“A teacher is one who helps others and influences lives forever.”
Rachel Baughman, an inspiring and powerful teacher for refugees in Fargo, North Dakota, shared her story and experiences on teaching refugees from Somalia, Nepal, Rwanda, and a variety of other locations that have all come and resettled in North Dakota.
“I’ll be going into my 6th year of teaching, so still I’m pretty early in my career,”she said. “And this is my first year working with refugees. Part of that I worked on a native reservation in South Dakota.”
Ms. Baughman was asked if she noticed any specific impact on North Dakota’s community ever since the refugees came and settled. “Yeah! Sure,” she said with enthusiasm. “North Dakota was settled by primarily Norwegian and Germanic people and very white, very farming community and in the past couple of decades there’s been a large influx of refugees and it started with Bosnians in the 1990’s and then today with Somali population and other displaced people throughout the middle east and Africa. The community is definitely adjusting. I think the community does struggle with how to welcome this new culture and how to I think.”

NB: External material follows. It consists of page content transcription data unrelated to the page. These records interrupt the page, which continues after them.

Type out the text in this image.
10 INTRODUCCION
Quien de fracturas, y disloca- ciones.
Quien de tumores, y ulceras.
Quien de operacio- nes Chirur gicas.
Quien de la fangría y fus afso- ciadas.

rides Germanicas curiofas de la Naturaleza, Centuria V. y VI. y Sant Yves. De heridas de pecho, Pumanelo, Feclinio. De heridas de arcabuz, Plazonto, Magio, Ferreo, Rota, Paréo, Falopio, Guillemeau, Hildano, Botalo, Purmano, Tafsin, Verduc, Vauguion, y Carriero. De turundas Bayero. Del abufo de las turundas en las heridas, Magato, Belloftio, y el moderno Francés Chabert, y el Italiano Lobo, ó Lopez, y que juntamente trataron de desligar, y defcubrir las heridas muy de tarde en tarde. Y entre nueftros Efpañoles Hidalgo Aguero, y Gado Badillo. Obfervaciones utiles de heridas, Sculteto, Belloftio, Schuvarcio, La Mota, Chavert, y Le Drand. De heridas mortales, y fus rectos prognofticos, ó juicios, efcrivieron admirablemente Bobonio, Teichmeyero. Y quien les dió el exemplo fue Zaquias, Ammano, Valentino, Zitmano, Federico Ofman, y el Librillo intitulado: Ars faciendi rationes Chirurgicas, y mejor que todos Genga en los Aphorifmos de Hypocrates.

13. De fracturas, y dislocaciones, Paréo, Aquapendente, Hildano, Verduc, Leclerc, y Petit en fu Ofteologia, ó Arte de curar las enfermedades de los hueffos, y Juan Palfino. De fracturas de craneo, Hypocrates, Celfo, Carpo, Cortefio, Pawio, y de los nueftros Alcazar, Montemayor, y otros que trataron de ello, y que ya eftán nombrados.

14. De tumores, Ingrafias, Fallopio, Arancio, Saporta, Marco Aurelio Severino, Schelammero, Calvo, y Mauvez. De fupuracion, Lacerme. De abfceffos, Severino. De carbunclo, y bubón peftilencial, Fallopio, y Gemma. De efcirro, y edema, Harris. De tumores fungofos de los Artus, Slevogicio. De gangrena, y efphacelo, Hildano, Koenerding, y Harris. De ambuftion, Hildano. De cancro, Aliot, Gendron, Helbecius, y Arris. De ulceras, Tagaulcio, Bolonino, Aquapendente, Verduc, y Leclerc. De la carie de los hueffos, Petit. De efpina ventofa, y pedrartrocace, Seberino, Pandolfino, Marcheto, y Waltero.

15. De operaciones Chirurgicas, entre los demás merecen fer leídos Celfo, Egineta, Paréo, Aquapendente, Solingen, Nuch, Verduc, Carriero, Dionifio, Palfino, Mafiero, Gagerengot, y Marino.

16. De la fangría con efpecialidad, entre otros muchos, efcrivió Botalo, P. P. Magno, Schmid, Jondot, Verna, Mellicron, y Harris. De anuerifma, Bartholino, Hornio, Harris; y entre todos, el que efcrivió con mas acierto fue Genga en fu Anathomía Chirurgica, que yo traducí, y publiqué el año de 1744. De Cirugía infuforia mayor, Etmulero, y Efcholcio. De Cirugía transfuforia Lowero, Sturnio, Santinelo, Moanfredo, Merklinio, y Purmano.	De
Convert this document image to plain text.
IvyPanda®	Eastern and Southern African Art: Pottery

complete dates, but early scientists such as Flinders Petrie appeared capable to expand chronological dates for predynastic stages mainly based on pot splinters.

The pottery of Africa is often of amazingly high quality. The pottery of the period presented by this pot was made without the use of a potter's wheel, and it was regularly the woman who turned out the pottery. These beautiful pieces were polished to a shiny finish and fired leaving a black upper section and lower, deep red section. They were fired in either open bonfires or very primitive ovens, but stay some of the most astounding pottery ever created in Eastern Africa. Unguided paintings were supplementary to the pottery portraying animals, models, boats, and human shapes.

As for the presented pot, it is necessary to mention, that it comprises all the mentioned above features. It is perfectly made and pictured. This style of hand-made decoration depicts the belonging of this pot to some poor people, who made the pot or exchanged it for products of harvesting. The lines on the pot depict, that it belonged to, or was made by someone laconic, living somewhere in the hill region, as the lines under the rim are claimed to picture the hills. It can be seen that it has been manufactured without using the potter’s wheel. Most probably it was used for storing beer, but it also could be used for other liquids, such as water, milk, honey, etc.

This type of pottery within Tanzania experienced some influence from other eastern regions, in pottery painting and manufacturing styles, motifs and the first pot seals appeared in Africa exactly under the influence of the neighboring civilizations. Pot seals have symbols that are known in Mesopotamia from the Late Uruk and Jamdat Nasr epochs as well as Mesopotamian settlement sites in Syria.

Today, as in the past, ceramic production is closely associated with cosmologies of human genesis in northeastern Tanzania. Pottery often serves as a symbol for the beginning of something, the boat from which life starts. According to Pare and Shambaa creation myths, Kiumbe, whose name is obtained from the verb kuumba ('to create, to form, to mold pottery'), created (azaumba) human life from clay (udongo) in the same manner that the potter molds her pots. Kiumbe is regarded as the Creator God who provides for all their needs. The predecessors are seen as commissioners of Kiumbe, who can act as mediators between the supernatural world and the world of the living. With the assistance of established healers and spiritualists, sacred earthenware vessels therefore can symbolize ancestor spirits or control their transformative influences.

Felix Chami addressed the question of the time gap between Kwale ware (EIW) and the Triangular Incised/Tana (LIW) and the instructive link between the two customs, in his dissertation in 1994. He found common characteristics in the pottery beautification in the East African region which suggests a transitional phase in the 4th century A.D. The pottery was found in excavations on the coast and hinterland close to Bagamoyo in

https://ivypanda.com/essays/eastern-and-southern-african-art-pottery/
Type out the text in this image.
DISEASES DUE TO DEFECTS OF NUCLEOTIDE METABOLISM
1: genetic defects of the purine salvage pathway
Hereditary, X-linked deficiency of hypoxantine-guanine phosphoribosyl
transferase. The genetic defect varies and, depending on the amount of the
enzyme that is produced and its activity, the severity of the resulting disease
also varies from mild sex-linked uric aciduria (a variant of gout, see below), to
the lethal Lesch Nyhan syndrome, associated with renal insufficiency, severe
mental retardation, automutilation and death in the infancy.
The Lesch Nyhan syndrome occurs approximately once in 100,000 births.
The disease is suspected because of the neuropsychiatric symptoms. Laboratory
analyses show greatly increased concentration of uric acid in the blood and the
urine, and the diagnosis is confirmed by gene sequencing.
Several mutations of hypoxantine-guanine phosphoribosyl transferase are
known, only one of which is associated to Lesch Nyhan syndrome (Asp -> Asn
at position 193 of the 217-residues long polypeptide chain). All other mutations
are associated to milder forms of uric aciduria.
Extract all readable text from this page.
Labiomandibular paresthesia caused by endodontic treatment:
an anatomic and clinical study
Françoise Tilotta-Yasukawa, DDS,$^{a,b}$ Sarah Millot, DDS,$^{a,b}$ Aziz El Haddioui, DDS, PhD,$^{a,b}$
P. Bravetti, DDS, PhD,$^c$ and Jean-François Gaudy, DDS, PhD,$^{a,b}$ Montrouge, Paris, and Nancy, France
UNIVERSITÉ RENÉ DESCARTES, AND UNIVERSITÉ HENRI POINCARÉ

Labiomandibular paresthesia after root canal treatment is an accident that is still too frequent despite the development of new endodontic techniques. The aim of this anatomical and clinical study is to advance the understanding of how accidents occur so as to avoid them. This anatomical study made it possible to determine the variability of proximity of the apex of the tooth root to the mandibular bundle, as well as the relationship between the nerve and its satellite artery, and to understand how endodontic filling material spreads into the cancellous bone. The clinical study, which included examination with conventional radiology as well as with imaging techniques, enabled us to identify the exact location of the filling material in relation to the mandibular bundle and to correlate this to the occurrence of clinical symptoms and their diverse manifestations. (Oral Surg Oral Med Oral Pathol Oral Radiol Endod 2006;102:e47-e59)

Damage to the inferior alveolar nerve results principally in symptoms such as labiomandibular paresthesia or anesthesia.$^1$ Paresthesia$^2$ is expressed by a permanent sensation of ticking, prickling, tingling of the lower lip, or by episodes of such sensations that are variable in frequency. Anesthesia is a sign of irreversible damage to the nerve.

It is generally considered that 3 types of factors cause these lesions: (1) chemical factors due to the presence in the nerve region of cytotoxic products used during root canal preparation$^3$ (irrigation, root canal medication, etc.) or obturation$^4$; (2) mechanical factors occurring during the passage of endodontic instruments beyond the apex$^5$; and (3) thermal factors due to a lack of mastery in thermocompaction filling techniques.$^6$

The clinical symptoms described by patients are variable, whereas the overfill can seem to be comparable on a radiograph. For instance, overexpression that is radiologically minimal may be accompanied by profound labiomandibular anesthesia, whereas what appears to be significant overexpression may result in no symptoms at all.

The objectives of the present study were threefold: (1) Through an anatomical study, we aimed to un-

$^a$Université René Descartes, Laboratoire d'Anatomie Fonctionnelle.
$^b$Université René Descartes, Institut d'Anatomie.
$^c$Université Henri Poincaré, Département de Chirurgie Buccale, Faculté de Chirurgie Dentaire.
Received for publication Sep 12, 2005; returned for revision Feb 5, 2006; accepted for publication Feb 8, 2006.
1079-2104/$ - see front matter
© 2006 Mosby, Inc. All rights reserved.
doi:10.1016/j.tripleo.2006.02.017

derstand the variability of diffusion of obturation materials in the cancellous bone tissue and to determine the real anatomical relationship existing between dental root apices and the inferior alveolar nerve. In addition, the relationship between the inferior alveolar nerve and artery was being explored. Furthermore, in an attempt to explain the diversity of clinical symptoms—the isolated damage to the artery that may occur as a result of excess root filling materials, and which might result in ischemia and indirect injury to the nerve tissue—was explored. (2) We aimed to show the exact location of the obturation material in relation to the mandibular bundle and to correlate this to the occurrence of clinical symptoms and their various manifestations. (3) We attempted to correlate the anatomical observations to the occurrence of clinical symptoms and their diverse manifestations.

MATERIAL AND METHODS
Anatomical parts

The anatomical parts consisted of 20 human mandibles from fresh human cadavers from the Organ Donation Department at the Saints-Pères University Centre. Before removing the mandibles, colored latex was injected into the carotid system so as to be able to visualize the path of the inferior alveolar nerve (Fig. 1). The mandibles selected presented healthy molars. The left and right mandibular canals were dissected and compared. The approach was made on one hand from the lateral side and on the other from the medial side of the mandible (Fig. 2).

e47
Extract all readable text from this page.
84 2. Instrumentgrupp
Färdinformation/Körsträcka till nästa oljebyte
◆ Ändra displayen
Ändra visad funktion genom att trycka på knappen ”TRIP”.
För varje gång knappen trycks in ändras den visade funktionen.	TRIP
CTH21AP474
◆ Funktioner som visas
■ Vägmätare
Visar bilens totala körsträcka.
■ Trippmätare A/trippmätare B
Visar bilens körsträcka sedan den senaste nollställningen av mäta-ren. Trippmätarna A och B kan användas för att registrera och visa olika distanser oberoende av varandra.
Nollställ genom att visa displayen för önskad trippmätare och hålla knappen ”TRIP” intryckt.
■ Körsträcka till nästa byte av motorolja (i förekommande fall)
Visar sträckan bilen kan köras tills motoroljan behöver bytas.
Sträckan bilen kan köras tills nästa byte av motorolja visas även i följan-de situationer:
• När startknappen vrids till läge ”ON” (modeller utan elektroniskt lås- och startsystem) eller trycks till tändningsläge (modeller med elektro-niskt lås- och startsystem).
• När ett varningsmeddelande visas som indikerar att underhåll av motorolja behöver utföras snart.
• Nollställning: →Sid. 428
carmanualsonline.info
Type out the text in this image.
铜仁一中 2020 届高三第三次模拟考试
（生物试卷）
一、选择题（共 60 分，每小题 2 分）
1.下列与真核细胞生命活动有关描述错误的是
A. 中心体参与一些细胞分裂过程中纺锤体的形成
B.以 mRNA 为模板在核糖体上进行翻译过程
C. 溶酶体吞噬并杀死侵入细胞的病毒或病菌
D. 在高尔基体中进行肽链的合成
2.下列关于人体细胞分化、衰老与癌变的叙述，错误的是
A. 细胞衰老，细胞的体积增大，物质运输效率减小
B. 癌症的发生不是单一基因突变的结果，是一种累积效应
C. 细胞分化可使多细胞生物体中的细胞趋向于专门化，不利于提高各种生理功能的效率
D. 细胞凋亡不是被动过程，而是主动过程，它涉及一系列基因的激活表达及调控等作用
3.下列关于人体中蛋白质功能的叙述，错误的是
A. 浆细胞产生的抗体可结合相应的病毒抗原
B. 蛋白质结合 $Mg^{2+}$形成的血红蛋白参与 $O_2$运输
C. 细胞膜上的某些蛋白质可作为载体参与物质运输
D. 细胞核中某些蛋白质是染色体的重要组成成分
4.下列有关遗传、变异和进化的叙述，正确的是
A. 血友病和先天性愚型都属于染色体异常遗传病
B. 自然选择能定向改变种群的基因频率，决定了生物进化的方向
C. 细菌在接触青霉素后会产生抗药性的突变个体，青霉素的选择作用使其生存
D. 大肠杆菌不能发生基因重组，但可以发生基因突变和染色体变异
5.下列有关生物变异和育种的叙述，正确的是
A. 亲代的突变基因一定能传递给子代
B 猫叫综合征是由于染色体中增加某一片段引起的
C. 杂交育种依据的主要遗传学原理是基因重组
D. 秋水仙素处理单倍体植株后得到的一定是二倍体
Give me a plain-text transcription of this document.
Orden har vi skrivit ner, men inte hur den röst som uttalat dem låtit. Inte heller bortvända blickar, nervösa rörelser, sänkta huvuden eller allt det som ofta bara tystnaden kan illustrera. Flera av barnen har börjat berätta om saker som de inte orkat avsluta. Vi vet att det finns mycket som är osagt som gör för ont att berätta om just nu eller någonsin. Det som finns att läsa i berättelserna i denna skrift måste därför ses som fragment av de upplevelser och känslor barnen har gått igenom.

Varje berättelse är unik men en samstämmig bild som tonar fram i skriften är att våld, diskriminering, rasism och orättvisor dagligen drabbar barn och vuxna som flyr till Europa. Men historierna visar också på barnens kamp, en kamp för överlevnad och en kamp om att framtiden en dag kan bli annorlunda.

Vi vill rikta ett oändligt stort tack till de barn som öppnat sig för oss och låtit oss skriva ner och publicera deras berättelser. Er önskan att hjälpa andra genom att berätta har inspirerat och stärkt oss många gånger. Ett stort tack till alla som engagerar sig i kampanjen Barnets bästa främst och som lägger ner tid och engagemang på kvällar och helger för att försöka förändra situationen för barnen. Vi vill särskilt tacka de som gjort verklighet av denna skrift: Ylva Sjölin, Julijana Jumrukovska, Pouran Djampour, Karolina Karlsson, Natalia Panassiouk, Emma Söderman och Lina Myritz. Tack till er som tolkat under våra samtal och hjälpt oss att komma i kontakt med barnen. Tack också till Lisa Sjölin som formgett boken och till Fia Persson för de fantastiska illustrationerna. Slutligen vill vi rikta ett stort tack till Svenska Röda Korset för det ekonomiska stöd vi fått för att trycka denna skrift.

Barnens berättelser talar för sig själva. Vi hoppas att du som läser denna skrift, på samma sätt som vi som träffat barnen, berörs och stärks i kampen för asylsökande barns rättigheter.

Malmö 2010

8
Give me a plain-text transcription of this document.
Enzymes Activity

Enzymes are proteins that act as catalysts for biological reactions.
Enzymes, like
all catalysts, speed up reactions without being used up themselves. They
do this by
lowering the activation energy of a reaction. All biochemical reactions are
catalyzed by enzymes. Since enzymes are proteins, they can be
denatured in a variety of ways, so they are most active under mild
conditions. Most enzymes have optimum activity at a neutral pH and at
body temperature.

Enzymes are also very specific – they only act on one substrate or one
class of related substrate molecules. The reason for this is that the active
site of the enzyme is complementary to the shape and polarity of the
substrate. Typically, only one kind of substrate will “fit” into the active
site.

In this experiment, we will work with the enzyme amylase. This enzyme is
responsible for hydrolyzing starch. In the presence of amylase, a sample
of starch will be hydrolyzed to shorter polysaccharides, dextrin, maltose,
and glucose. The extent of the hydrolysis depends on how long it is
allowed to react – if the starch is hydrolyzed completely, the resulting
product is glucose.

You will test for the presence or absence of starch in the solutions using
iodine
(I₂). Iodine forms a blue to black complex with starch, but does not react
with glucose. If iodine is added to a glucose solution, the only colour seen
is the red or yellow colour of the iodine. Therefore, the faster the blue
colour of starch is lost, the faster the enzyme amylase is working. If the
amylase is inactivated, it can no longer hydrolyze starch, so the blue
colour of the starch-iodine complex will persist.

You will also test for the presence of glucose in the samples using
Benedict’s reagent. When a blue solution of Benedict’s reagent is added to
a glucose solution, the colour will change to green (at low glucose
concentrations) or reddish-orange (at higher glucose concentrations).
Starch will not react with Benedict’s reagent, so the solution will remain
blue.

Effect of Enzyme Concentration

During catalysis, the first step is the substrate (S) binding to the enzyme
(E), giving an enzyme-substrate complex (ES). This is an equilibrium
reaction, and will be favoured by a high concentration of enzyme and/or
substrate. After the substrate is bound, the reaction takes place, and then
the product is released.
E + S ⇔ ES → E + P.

Ms. Baughman paused as she added: “Unfortunately, some people hold some pretty prejudiced beliefs about what they want their community to look like, and these refugees don’t really fit into that picture.
She also mentioned why North Dakota has been a great place for refugees: “There are thousands of open jobs in North Dakota so it’s a great place for them to come and find work, and a lot of people in Fargo reached out to them to make them feel welcome. We have a lot of celebration of culture, new neighbor nights, and those sort of things to welcome them into the community.”
One would probably ask, why North Dakota? What makes North Dakota stand out as a shelter for refugees? “The fact that North Dakota has many industries that are booming and a lot of open jobs is definitely a factor there’s also a lot of space, a lot of apartment complexes, a lot of housing, a lot of room for North Dakota cities to grow,” Ms. Baughman said.
Another factor she mentioned is: “There’s good public transit. So people don’t necessarily need a car to get around in the city of Fargo or West Fargo. So it’s easy to have a job, not need a car to get to work, and have an affordable place to live.”
We then discussed how the coming of these refugees affected North Dakota’s economy. “They’re [have] actually been a lot of studies right now, there hasn’t been a lot of transparent data-keeping about how much it costs to resettle refugees, versus how much refugees contribute to the economy,” Ms. Baughman said. “Cause obviously it costs a lot of money to bring people into your community, to cover the cost for six months and to support them in that way but without, and I don’t know all the official data on it, but I know without refugees, the job openings would be so huge. I mean the North Dakota economy couldn’t be growing as it is without all of these newcomers. So they’ve allowed the North Dakota economy to continue to grow and thrive because there aren’t a lot of people moving to North Dakota otherwise, so they’ve been a very important part of the North Dakota economy and work force.”
She has changed the lives of these refugees and given them strength when they were at their weakest, she enlightened their minds and completely changed their perspectives of the world. But how did Ms. Baughman personally become affected by her students?
“I think as a teacher, I always learn more than my students learn which is one of the greatest things about being a teacher and I’ve learned a lot about obviously their cultures from the food to the dancing,” she said.
“I’ve attended a couple of their weddings, and it’s just always wonderful to feel welcomed in a part of a community and I feel, getting to know their families, I feel like it’s been really enriching for me personally to understand and to know these different experiences that they have had; it’s also been incredibly humbling given my lifestyle and my upbringing and the challenges these kids have faced before they were 16 years old I could never dream of, you know I could never imagine handing myself. It’s just really inspirational to work with these people. These brave, brave individuals who have, are really, putting up an excellent fight to make a life and a future for themselves. So it definitely gets me out of bed in the morning with a smile on my face.”